Thailand’s Department of Climate Change and Environment did not respond to CNA’s interview request to address such concerns about the Act.

A man stands in front of his partially submerged home with a car that was swept away by floods, on a flooded street in Hat Yai district. (Photo: Reuters/Karit Chaui-aksorn)

REGION OF "LAGGARDS"

There are very few countries in Southeast Asia that have climate framework laws similar to the one being proposed in Thailand, which incorporates multiple elements under a single law, Sood said.

Overall, the region has fallen behind many other places in terms of having comprehensive climate change legislation, said Lin. Thailand’s move, she said, means it is “definitely taking itself out of the laggards”.

The Philippines is one example of a regional neighbour with similar types of overarching ambition. It established its own Climate Change Act in 2009, focused strongly on adaptation and disaster-risk reduction.

It involved the creation of an independent Climate Change Commission, to coordinate with government agencies, local governments and civil society groups, a key difference to Thailand’s proposal.

It also has a built-in dedicated climate-adaptation fund for communities and mandated scientific and technical advisory support.

Some legislators have proposed a separate Climate Accountability Bill to strengthen legal duties, enforcement and justice mechanisms that the existing law lacks. This bill has been filed and debated in the Philippine Congress but has not yet been passed into law.

Singapore has no single climate law but rather splits its approach with one track for business compliance and another for community protection.

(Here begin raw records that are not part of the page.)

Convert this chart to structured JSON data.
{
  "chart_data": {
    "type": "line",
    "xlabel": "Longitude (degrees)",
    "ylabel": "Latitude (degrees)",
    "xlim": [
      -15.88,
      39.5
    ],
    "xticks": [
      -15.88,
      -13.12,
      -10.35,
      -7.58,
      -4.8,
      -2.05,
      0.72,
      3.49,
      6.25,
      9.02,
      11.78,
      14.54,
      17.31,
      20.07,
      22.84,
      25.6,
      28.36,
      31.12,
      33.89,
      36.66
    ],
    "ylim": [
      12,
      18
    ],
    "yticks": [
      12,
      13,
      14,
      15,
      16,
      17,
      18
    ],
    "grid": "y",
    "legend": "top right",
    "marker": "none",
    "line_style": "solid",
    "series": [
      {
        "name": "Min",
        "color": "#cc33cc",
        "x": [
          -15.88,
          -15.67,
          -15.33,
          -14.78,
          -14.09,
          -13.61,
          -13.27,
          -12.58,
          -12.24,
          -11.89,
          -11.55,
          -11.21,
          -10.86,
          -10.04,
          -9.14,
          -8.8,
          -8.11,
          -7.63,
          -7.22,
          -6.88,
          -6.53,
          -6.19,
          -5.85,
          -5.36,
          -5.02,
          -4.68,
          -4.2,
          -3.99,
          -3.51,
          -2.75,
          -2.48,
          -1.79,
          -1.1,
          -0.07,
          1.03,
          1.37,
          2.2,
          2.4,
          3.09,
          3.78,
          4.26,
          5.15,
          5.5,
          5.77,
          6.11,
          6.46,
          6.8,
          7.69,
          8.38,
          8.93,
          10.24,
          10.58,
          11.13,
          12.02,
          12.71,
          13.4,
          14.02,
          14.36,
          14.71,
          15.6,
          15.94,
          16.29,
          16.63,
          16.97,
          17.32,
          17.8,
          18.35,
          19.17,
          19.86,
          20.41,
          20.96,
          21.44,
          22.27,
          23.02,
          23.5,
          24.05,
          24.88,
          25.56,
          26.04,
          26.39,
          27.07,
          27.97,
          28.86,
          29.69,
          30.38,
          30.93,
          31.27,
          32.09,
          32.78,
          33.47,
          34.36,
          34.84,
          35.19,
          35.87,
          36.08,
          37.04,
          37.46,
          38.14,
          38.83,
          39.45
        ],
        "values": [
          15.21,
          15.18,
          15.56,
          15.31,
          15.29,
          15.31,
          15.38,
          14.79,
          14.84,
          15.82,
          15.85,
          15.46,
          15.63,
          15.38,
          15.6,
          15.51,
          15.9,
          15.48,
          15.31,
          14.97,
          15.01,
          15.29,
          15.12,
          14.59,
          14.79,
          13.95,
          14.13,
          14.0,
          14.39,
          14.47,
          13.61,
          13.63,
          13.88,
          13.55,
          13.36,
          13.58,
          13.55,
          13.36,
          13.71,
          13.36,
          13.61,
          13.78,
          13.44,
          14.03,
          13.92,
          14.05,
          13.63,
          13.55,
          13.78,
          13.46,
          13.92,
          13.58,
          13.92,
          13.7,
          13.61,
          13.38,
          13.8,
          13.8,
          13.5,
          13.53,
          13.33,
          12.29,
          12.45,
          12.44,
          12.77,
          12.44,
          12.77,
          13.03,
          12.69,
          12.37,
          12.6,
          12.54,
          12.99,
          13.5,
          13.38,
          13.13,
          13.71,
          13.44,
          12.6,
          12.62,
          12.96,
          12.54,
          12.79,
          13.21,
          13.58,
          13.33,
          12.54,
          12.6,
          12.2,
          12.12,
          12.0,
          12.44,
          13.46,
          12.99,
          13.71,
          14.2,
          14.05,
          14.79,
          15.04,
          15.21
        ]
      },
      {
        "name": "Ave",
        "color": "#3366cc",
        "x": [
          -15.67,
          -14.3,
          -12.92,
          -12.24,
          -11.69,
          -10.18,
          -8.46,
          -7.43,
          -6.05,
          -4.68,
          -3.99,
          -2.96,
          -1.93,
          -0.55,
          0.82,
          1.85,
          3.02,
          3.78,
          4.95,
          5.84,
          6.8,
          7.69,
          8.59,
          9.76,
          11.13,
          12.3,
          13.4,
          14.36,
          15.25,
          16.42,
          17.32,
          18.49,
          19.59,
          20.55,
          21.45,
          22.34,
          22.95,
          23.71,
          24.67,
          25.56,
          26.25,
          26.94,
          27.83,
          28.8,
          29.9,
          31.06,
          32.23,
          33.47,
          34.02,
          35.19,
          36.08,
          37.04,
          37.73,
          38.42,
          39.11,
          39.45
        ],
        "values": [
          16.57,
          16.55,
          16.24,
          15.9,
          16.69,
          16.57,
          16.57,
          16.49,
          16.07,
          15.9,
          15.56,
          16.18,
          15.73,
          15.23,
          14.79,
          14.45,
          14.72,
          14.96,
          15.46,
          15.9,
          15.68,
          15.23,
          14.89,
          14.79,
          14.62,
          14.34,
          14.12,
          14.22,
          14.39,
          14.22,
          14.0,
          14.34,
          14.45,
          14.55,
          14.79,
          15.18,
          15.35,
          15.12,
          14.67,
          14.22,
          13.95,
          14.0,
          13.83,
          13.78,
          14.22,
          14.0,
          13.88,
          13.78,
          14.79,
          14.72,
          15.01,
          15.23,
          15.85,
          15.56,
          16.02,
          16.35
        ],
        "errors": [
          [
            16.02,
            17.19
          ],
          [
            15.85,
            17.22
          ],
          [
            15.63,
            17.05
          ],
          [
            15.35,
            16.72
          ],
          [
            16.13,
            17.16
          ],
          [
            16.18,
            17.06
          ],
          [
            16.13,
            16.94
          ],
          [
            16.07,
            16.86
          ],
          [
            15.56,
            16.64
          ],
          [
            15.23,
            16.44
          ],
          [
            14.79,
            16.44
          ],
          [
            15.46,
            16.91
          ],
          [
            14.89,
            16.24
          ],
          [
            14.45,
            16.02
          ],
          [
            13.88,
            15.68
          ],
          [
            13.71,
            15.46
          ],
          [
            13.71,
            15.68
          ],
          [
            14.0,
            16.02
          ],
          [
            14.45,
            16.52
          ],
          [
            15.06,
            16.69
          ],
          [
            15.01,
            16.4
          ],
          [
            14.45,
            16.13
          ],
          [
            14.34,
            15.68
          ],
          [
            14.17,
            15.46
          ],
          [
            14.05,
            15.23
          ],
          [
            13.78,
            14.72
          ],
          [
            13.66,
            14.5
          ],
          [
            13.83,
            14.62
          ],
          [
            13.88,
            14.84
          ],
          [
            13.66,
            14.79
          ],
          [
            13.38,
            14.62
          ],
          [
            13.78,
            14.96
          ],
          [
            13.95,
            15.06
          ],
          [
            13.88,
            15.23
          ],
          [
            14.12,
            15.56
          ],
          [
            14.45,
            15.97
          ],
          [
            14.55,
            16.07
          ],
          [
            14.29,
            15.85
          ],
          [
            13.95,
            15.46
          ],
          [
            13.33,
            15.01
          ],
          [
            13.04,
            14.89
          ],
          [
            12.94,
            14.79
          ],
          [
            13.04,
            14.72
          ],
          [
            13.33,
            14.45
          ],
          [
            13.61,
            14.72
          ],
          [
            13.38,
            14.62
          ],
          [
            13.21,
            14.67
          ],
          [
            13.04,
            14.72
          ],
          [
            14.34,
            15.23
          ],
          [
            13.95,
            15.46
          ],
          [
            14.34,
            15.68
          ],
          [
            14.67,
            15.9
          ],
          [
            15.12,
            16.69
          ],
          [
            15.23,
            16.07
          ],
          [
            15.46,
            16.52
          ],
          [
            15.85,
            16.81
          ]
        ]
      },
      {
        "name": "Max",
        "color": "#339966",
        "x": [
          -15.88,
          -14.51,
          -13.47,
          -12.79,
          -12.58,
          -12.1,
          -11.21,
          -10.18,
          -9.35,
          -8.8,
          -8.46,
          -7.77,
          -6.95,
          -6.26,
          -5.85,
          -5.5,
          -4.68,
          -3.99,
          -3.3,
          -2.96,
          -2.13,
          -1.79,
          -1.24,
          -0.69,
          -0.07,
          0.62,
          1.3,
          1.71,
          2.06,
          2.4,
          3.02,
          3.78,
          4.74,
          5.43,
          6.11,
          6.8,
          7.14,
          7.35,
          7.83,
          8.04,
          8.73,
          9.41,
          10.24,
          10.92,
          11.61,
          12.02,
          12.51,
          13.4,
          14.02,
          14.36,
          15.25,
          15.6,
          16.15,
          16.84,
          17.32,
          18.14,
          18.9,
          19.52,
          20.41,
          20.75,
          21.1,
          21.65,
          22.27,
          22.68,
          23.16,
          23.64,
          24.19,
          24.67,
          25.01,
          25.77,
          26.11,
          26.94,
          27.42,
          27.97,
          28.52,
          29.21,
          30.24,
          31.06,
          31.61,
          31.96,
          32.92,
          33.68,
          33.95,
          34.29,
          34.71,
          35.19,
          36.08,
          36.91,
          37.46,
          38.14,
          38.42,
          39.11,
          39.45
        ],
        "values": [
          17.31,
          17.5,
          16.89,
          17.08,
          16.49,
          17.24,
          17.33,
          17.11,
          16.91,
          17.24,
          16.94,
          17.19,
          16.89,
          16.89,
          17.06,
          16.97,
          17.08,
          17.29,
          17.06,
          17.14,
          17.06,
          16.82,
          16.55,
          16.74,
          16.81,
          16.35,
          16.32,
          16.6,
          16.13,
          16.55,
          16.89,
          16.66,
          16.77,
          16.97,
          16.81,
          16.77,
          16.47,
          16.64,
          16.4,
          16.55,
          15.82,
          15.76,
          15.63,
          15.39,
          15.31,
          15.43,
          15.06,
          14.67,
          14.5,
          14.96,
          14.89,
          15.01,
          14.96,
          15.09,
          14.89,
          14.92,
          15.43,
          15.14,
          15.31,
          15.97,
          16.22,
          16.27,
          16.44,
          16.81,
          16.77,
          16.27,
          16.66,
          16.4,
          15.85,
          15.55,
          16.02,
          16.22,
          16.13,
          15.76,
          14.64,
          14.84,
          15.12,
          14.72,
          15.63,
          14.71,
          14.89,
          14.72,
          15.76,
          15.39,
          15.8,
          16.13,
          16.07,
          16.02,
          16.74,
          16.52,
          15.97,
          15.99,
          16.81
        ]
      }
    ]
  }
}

It was the first country in Southeast Asia with an economy-wide carbon tax via the Carbon Pricing Act in 2019. The tax rate is scheduled to gradually increase over time.

On adaptation and resilience, Singapore has legislated through sector-specific measures, such as building codes, coastal protection policies and land-use planning. Other climate considerations are built into multiple policies across ministries, rather than falling under a single statute.

A view of the central business district in Singapore on Jun 13, 2025. (File photo: Reuters/Edgar Su)

Vietnam is pushing an ambitious renewable energy rollout and is exploring carbon markets.

Indonesia has rolled out a carbon tax and is building regulatory support for emissions accountability and Malaysia is discussing its own climate bill.

Competing priorities is the biggest challenge for countries still yet to build effective climate legal frameworks, according to Sood.

“While countries face the greatest impacts of climate change, they also need their economies to grow and develop to support their growing populations and improve quality of life,” she said.

For all of Thailand’s promises, the path ahead for the legislation appears long and uncertain. Its finer details will be negotiated through the parliamentary process and are subject to change.

Getting parliamentary approvals for such a hefty omnibus package will be “very difficult”, Lin said, and one of the reasons why some countries opt to split up their climate-related laws.

And even if the law does succeed, the hardest challenges are still to come, she said.

“The devil is in the details. The implementation is where it gets complicated, not the drafting.”